Bardağı uzatırken dayanamadı.
“Herkes
nerede?”
Küçük
çocuk bardağı tutarak parmağıyla caddeyi işaret etti.
“Zahmet
oldu, Allah’a emanet.”
Topuklarının
altında asfaltın sertliğini hissettikçe gördüklerine inanıyordu. Caddeye
çıktığında belki de yüzlerce çocuğun başıboş takıldığını gördü. Cadde boyu
sıralı ağaçlar yol genişlesin diye kesilmemişti. Yol üstünden geçen tek araba
yoktu. Kimi yerlerde yuvarlanıyor, kimi bir kedinin peşine takılmış koşuyordu.
Dondurmacının önünden kafası kadar dondurma dolu külahla çıkan çocuğu gördü.

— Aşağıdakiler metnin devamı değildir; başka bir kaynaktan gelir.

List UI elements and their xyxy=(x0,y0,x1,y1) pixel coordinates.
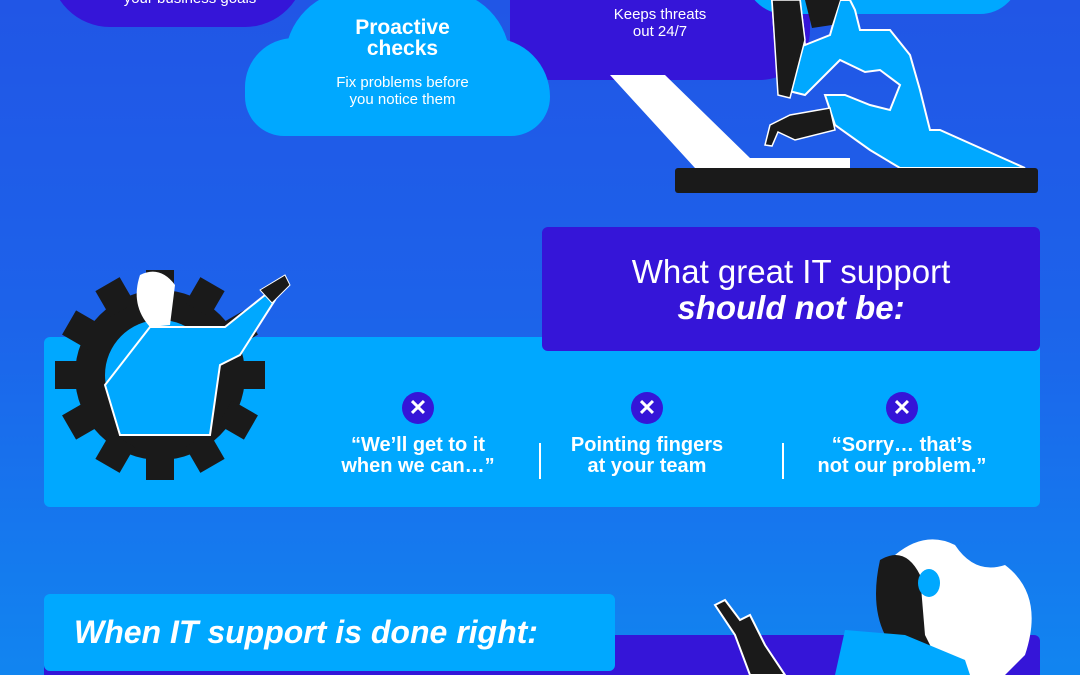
icon: x 1: ✕ xyxy=(409,395,427,420)
text: pointing fingers: Pointing fingers xyxy=(571,434,723,456)
panel: done right purple xyxy=(44,635,1040,675)
icon: x 2 xyxy=(631,392,663,424)
text: not our problem xyxy=(818,434,986,477)
heading box: should not be xyxy=(542,227,1040,351)
text: proactive checks body xyxy=(336,74,469,108)
text: pointing fingers xyxy=(571,434,723,477)
shape: top-left purple blob xyxy=(50,0,305,27)
text: proactive checks body: you notice them xyxy=(350,91,455,108)
text: get to it: when we can…” xyxy=(341,455,495,477)
text: get to it xyxy=(341,434,495,477)
icon: x 3 xyxy=(886,392,918,424)
icon: x 3: ✕ xyxy=(893,395,911,420)
text: keeps threats: out 24/7 xyxy=(633,23,687,40)
heading box: done right: When IT support is done right: xyxy=(74,614,538,650)
text: proactive checks heading: Proactive xyxy=(355,16,450,39)
text: pointing fingers: at your team xyxy=(588,455,706,477)
text: proactive checks body: Fix problems before xyxy=(336,74,469,91)
text: keeps threats: Keeps threats xyxy=(614,6,706,23)
heading box: should not be: What great IT support xyxy=(632,253,950,290)
icon: x 1 xyxy=(402,392,434,424)
text: keeps threats xyxy=(614,6,706,40)
shape: purple cloud top middle xyxy=(510,0,810,80)
illustration: gear and woman xyxy=(55,270,291,480)
illustration: man at laptop xyxy=(610,0,1038,193)
heading box: should not be: should not be: xyxy=(677,289,905,326)
panel: should not be xyxy=(44,337,1040,507)
shape: light cloud top right xyxy=(745,0,1020,14)
text: not our problem: not our problem.” xyxy=(818,455,986,477)
illustration: woman with headset xyxy=(714,539,1032,675)
cloud: proactive checks xyxy=(245,0,550,136)
text: proactive checks heading: checks xyxy=(367,37,438,60)
text: not our problem: “Sorry… that’s xyxy=(832,434,972,456)
text: proactive checks heading xyxy=(355,16,450,60)
heading box: done right xyxy=(44,594,615,671)
icon: x 2: ✕ xyxy=(638,395,656,420)
text: get to it: “We’ll get to it xyxy=(351,434,485,456)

Peşinden sürüdüğü vagona oyuncaklarını taşıyordu.
“Hay
bin lanet! Ortama gel.”
Dondurmacıya
girince satıcıyı gözleri aradı. Önünden onu ittiren çocuk külahına istediği
dondurmayı koyarken artık çileden çıktı.
“N’oluyor
burada? Allah aşkına biriniz bir laf etsin.”
Kolunda
sarstığı çocuk kulağına yaklaştı.
“İsyan
başladı. Anneler ve babalar gitti.”
“Ne
isyanı ne diyorsun?”
“Bizi
düşünmeden kavga ettiler.”
“Ee
sonra, bunca çocuk ne yaptınız buraya?”
“Öylece
yaşadık.”
Ellerinden
kurtulan çocuk son soruyu duymadı bile.
“Büyükler
nerede peki?” Sonra geldiği dünyayı hatırladı. Çocukların isimlerinin bile okunmadığı
dünyayı. Kendi kendine cevapladı.
“Nerede
olacak cehennemin dibindeler.”
Sokaktan
park edilmiş bisikletleri gördü. Etrafta sahiplenen biri var mı diye bakınca
kimseyi göremedi. Sokağına doğru pedal
bastı. Gerisin geriye evine girdi. Bahçe kapısını kapattı. Evin içine girdi.
Her şey yerli yerindeydi bir şey hariç. Duvarda ne fotoğraf vardı ne de
çerçevenin izi. Burası onun evi olamazdı. Annesi babası olmadan olmazdı. Kapıyı
çekip kendini bahçeye attı. Cebindeki paketi yoklayıp kalan son sigarasını
yaktı. Sandalyesine oturdu. Ayağında hissettiği karıncaya bu sefer parmağını
uzattı. Uçsuz bucaksız maviye fırlattı.
“Cehennemin
dibine.”
Badanası dökülmüş duvara izmariti sürterken bahçenin gerisinden yükselen bina gözüne takıldı. İçeri girdiğinde endişeyle duvara baktı. Fotoğraftaki tombul bebekle göz göze gelince rahatladı.